Andavo verso Ora sull’autostrada del Brennero. Ero solo dentro la nera Volkswagen. Pensavo che due giorni dopo sarebbe stato il dì della Resurrezione di un giovane uomo ucciso in una croce, oppure di un ragazzo ferito a morte dal dente funesto di un cinghiale: apri dente ferali deleto, quod in adulto flore sectarum est indicium frugum [1].
Quel viaggio era un ritorno a un luogo della mia infanzia, ancora oggi ricco di mito e poesia nella mia mente.
Durante il tragitto pensavo a Ifigenia, a cosa volevo e potevo farmene. Desideravo continuare ad amoreggiare con lei ma niente, o poco di più. Almanaccavo e arzigogolavo a lungo anche perché lunga era la strada e piuttosto noiosa.
Concludevo: “amante sì, però moglie o fidanzata: no, mio Dio, no, no, no, per carità”.
Del resto nessuna donna volevo quale moglie. Pure Elena, la migliore di tutte, che avrei amato per sempre, mai l’avrei sposata.
Al massimo in punto di morte indubitabile e garantita. La mia o quella di lei. Con la clausula che se nessuno dei due fosse morto il matrimonio non sarebbe stato più valido.

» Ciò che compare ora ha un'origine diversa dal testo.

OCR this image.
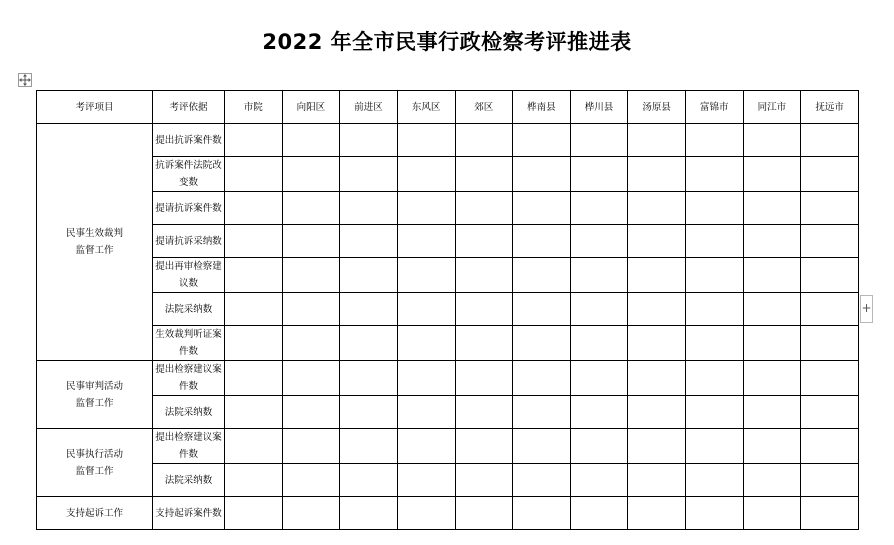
2022 年全市民事行政检察考评推进表
+
考评项目	考评依据	市院	向阳区	前进区	东风区	郊区	桦南县	桦川县	汤原县	富锦市	同江市	抚远市
民事生效裁判监督工作	提出抗诉案件数											
	抗诉案件法院改变数											
	提请抗诉案件数											
	提请抗诉采纳数											
	提出再审检察建议数											
	法院采纳数											
	生效裁判听证案件数											
民事审判活动监督工作	提出检察建议案件数											
	法院采纳数											
民事执行活动监督工作	提出检察建议案件数											
	法院采纳数											
支持起诉工作	支持起诉案件数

Ma Elena è tornata in Finlandia consentendomi di amarla per sempre.
Alla stessa automobile che stavo guidando avevo dato il nome della figlia di Zeus. Elena è un nome che tuttora mi predispone bene verso una femmina umana. Quando l’ebbi conosciuta, meravigliosamente, le dissi indicando la nera Volkswagen: “tu sei la mia prima donna da quando ho questa macchina: la chiamerò con il tuo nome, classico e nobile come sei tu”. La bella donna rispose soavemente che avrebbe chiamato gianni il suo primo figliolo.
Intanto pioveva. Verso le cinque di sera giunsi a Predazzo.
Il cielo era sempre oscurato da nuvole gonfie.
“Non smetterà mai, mai!” pensavo, come mi capita spesso quando sono perseguitato dalla pioggia e come ho sentito dire dal lunatico re di Baviera, nel film Ludwig di Visconti.
Il paese, ultimo della valle di Fiemme, mi accolse con il suono lugubre delle campane che annunciavano la morte del dio crocifisso, mentre le Pale di San Martino visibili dall’uscita nord del paese, tutte bagnate com’erano, sembravano donne vissute per anni lontane dal sole e rese pazze e pure malate di tisi dalle intemperie.
Se la pioggia avesse seguitato a tormentarmi, sarei diventato pazzo e tubercoloso anche io.
Poco più avanti la valle si strozza, quindi si riapre a Moena e cambia nome in valle di Fassa.
Moena quando è illuminata dal sole o dalla luna è un luogo tanto bello da suscitare meraviglia. Tale impressione poetica e prefilosofica provai la prima volta che vidi il paese e le rupi sovrastanti: il catenaccio e i monti pallidi. Come le scòrsi, era l’estate del 1948, gridai alle zie : “che macello di rocce!”. Una signora passando vicino a noi commentò: “che stellina questo bambino!” non avevo ancora compiuto quattro anni ma ne trassi coraggio. Le zie mi fecero dei complimenti.
Mi aveva fatto esclamare quelle parole il mio stupore di bimbo cresciuto sul mare, la mia meraviglia davanti a quelle enormi figure schierate prima di affrontarsi in uno scontro con altri giganti immani: meravigliosi e mostruosi.